Towards the top of the road there are more grand houses gone to seed cheek by jowl with new properties built as part of the regeneration. Many are interesting looking shops of the kind that once used to be on every high street but have become rarities, like the fruit and veg shop and the fish shop. Bigland’s Bakery in particular stands out as one of the most beautiful shops in the street with distinctive gold lettering on the fascia and a stunning stained glass window above the door advertising.
The shop has been around since the late ninteenth century. As far as I can tell it’s always been a bakers, although I’ve never dared go inside because of all the calories involved in the enticing looking cakes I see through the windows. Maybe another day when I’ve walked further…

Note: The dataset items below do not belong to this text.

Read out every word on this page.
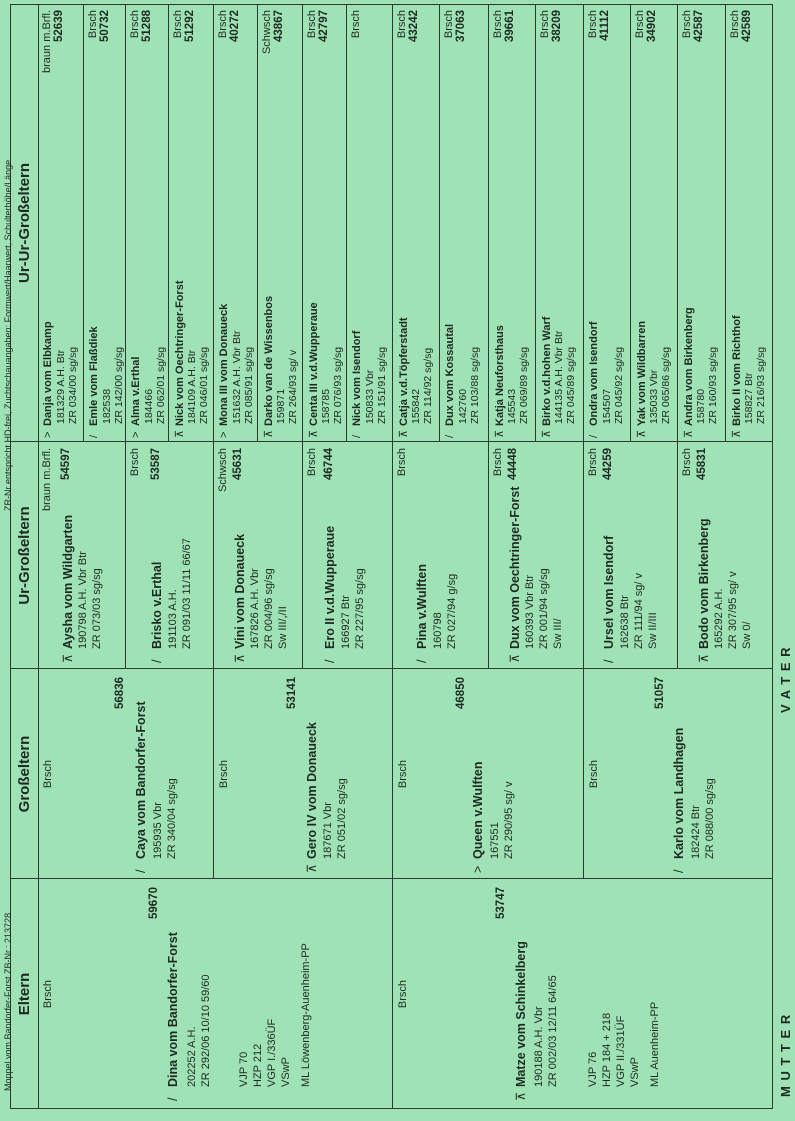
Eltern
Großeltern
Ur-Großeltern
Ur-Ur-Großeltern
M U T T E R
V A T E R
Moppel vom Bandorfer-Forst ZB-Nr.: 213728
ZR-Nr entspricht HD-frei, Zuchtschauangaben: Formwert/Haarwert, Schulterhöhe/Länge
Brsch
/Dina vom Bandorfer-Forst
59670
202252 A.H. ZR 292/06 10/10 59/60 VJP 70 HZP 212 VGP I./336ÜF VSwP ML Löwenberg-Auenheim-PP	Brsch
⊼Matze vom Schinkelberg
53747
190188 A.H. Vbr ZR 002/03 12/11 64/65	VJP 76 HZP 184 + 218 VGP II./331ÜF VSwP ML Auenheim-PP
Brsch
/Caya vom Bandorfer-Forst
56836
195935 Vbr ZR 340/04 sg/sg
Brsch
⊼Gero IV vom Donaueck
53141
187671 Vbr ZR 051/02 sg/sg
Brsch
>Queen v.Wulften
46850
167551 ZR 290/95 sg/ v
Brsch
/Karlo vom Landhagen
51057
182424 Btr ZR 088/00 sg/sg
braun m.Brfl.
⊼Aysha vom Wildgarten
54597
190798 A.H. Vbr Btr ZR 073/03 sg/sg
Brsch
/Brisko v.Erthal
53587
191103 A.H. ZR 091/03 11/11 66/67
Schwsch
⊼Vini vom Donaueck
45631
167826 A.H. Vbr ZR 004/96 sg/sg Sw III/,/II
Brsch
/Ero II v.d.Wupperaue
46744
166927 Btr ZR 227/95 sg/sg
Brsch
/Pina v.Wulften 160798 ZR 027/94 g/sg
Brsch
⊼Dux vom Oechtringer-Forst
44448
160393 Vbr Btr ZR 001/94 sg/sg Sw III/
Brsch
/Ursel vom Isendorf
44259
162638 Btr ZR 111/94 sg/ v Sw II/III
Brsch
⊼Bodo vom Birkenberg
45831
165292 A.H. ZR 307/95 sg/ v Sw 0/
>Danja vom Elbkamp 181329 A.H. Btr ZR 034/00 sg/sg
braun m.Brfl. 52639
/Emle vom Flaßdiek 182538 ZR 142/00 sg/sg
Brsch 50732
>Alma v.Erthal 184466 ZR 062/01 sg/sg
Brsch 51288
⊼Nick vom Oechtringer-Forst 184109 A.H. Btr ZR 046/01 sg/sg
Brsch 51292
>Mona III vom Donaueck 151632 A.H. Vbr Btr ZR 085/91 sg/sg
Brsch 40272
⊼Darko van de Wissenbos 159871 ZR 264/93 sg/ v
Schwsch 43867
⊼Centa III v.d.Wupperaue 158785 ZR 076/93 sg/sg
Brsch 42797
/Nick vom Isendorf 150833 Vbr ZR 151/91 sg/sg
Brsch
⊼Catja v.d.Töpferstadt 155842 ZR 114/92 sg/sg
Brsch 43242
/Dux vom Kossautal 142760 ZR 103/88 sg/sg
Brsch 37063
⊼Katja Neuforsthaus 145543 ZR 069/89 sg/sg
Brsch 39661
⊼Birko v.d.hohen Warf 144135 A.H. Vbr Btr ZR 045/89 sg/sg
Brsch 38209
/Ondra vom Isendorf 154507 ZR 045/92 sg/sg
Brsch 41112
⊼Yak vom Wildbarren 135033 Vbr ZR 065/86 sg/sg
Brsch 34902
⊼Andra vom Birkenberg 158780 ZR 160/93 sg/sg
Brsch 42587
⊼Birko II vom Richthof 158827 Btr ZR 216/93 sg/sg
Brsch 42589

The opposite corner of Ascupart Street is in stark contrast. Once a supplier of fruit, veg, farm eggs and ship supplies, the shop’s windows are boarded the plaster cracked and crumbling. A buddliea plant has grown from a crevice. Before the regeneration there were many more like this. As this one has recently been sold, I hope it will soon be looking spick and span again.
Along the road a little way is another boarded up building. This was once Foley’s American Pool Bar. Obviously playing pool has gone out of fashion but at least the front of the shop has been made interesting by a curious looking piece of graffiti. I’m not sure what it’s meant to represent but it’s way better than bare boards.
Soon I was approaching the end of St Mary Street. Next to another closed shop, once, if memory serves me right, a record shop, is one of my favourite buildings. Once it was The Bridge Gallery, so called because it’s right over the railway bridge leading to Central Station. Once it was undoubtedly a private house and now it has been divided up into flats. With its rounded end, conical roof and mass of little embleishments it seems to have something of the fairytale castle to it and I can’t help wondering about its story. Just because I haven’t been able to find it doesn’t mean there isn’t one.
The old Bridge Gallery building is actually in Old Northam Road rather than St Mary Street but that is a post for another day. Now it was time to go to my next appointment. With one last look back along St Mary Street I returned to the present day.